Indeed, Americans are leaving their jobs at record rates. A total of 4.3 million Americans quit their jobs in August, as workers jump ship to seek higher wages and better employment conditions. The quits to total separations indicator hitting its all-time high comes around a year and a half after it reached its all-time low of just under 18% in April 2020.

Two industries setting the tone

Rabe noted that retail trade and accommodation and food services represented 81% of the monthly jump in overall quits in August.

“Workers continue to leave the retail and restaurant industries amid challenging demands put on existing staff due to labor shortages and other measures, such as mask requirements for customers,” she said.

According to Rabe, the high quits rate in these industries throughout the pandemic means that they will remain especially constrained amid the current labor crunch. She believes that the labor market dynamics will also continue to weigh on overall employment given the size of both industries.
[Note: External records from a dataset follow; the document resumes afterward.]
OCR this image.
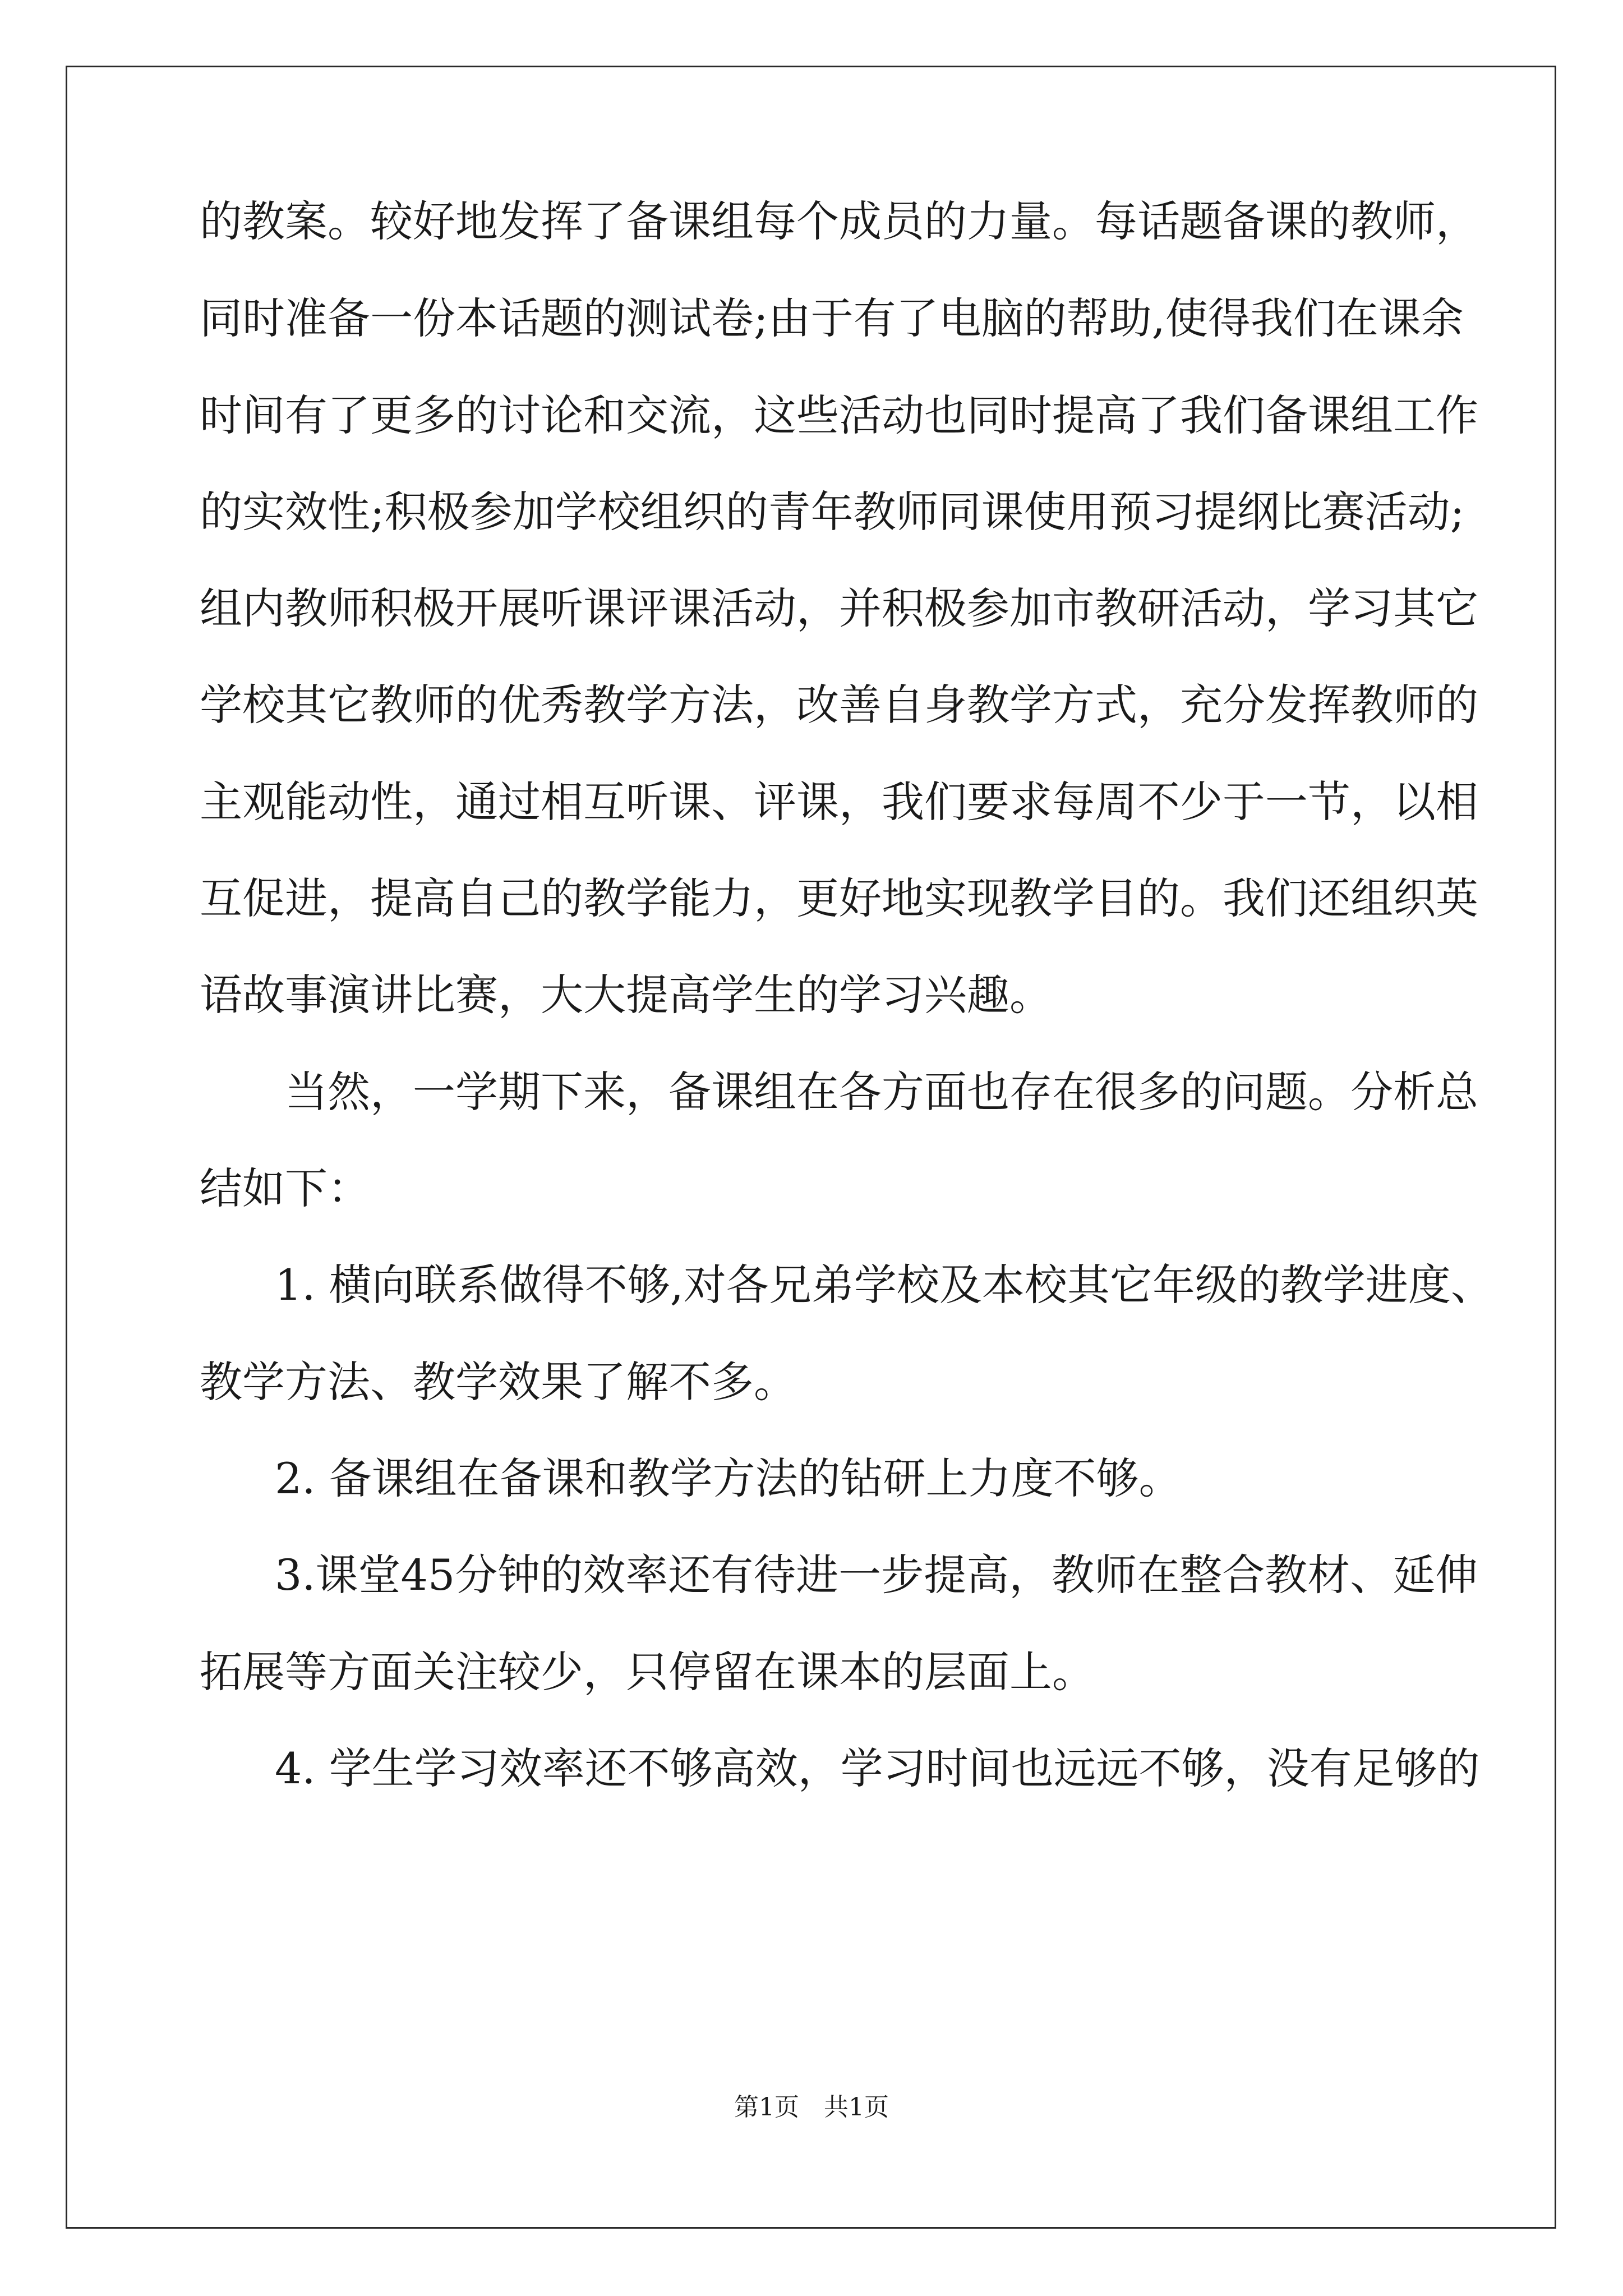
的教案。较好地发挥了备课组每个成员的力量。每话题备课的教师，
同时准备一份本话题的测试卷;由于有了电脑的帮助,使得我们在课余
时间有了更多的讨论和交流，这些活动也同时提高了我们备课组工作
的实效性;积极参加学校组织的青年教师同课使用预习提纲比赛活动;
组内教师积极开展听课评课活动，并积极参加市教研活动，学习其它
学校其它教师的优秀教学方法，改善自身教学方式，充分发挥教师的
主观能动性，通过相互听课、评课，我们要求每周不少于一节，以相
互促进，提高自己的教学能力，更好地实现教学目的。我们还组织英
语故事演讲比赛，大大提高学生的学习兴趣。
当然，一学期下来，备课组在各方面也存在很多的问题。分析总
结如下：
1. 横向联系做得不够,对各兄弟学校及本校其它年级的教学进度、
教学方法、教学效果了解不多。
2. 备课组在备课和教学方法的钻研上力度不够。
3.课堂45分钟的效率还有待进一步提高，教师在整合教材、延伸
拓展等方面关注较少，只停留在课本的层面上。
4. 学生学习效率还不够高效，学习时间也远远不够，没有足够的
第1页　共1页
“For example, right before the pandemic hit in February 2020, retail trade and leisure and hospitality made up a fifth of total nonfarm payrolls,” Rabe said. “Ultimately, this is a sign that employers are still not willing to increase pay enough to attract and retain employees, which should put upward pressure on wages.”

Jobless claims numbers released by the Department of Labor Thursday morning also beat consensus estimates compiled by Bloomberg, with initial unemployment claims for the week ended Oct. 9 coming in at 293,000 against 320,000 expected and a revised 329,000 during the prior week. Continuing claims for the week ended Oct. 2 amounted to 2.593 million against 2.670 million expected and a revised 2.727 million during the prior week.